Шмитт: Интересно, что после миссий «Аполлон» у нас было две крупные беспилотные картографические миссии, автоматические картографические миссии. Проект «Клементина», запущенный Министерством обороны для проверки некоторых датчиков, но предоставивший огромное количество научных данных, и «Проспектор», миссия Lunar Prospector, которая была осуществлена в последние пару лет, которая также значительно дополнила этот проект. На данный момент, когда все эти данные обрабатываются и анализируются, мы уже близки к тому, чтобы иметь практически все, что нужно для планирования, необходимого, если мы решим, что хотим вернуться и воспользоваться этими энергетическими ресурсами.
Я не думаю, что правительство когда-либо будет этим заниматься. Я думаю, что это будет инициатива частного сектора, но, тем не менее, кто бы этим ни занимался, сейчас существует огромная база данных, которую мы можем использовать для такого рода планирования.
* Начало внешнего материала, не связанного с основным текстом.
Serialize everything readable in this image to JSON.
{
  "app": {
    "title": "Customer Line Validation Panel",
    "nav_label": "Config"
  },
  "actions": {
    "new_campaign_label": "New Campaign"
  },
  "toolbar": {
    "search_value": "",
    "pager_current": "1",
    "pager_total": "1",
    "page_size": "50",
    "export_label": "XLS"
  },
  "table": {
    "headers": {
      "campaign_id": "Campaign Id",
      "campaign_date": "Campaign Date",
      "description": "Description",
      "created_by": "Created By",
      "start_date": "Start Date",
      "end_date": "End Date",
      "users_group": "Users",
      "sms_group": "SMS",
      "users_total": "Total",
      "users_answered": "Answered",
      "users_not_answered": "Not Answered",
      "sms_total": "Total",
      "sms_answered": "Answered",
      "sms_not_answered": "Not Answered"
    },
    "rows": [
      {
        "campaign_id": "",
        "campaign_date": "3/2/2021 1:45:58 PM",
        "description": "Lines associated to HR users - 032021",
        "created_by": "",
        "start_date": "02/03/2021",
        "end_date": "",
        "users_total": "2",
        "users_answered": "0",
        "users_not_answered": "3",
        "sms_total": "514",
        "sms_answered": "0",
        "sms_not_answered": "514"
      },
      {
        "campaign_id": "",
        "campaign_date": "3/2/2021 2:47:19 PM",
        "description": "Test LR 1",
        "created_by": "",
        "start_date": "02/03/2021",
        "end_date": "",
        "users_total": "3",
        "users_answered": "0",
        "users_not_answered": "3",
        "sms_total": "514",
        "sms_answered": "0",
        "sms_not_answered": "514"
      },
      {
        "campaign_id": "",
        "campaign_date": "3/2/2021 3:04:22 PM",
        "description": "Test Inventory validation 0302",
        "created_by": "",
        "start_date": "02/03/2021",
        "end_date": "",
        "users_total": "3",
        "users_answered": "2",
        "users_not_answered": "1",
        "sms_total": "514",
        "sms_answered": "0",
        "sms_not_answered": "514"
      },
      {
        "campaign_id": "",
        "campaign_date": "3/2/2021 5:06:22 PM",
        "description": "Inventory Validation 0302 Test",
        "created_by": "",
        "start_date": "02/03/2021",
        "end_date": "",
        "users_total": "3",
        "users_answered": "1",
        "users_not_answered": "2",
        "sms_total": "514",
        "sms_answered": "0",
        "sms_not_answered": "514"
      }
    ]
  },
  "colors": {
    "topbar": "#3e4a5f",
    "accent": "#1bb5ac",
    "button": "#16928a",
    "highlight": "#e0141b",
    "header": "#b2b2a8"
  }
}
Вопрос о том, потребуются ли нам дополнительные автоматические полеты, прежде чем это произойдет, остается открытым, и отчасти он будет определяться инвесторами и тем, насколько они должны быть уверены в себе, прежде чем вложат свои деньги, все свои деньги, в такое предприятие. Но, тем не менее, начиная с «Аполлона» и того, что мы называем «истиной в земле», которую он предоставил, а затем и других картографических миссий, которые имели место, сочетание всех трех действительно поставило нас в завидное положение относительно понимания того, какой потенциал Луна может иметь для нашего будущего."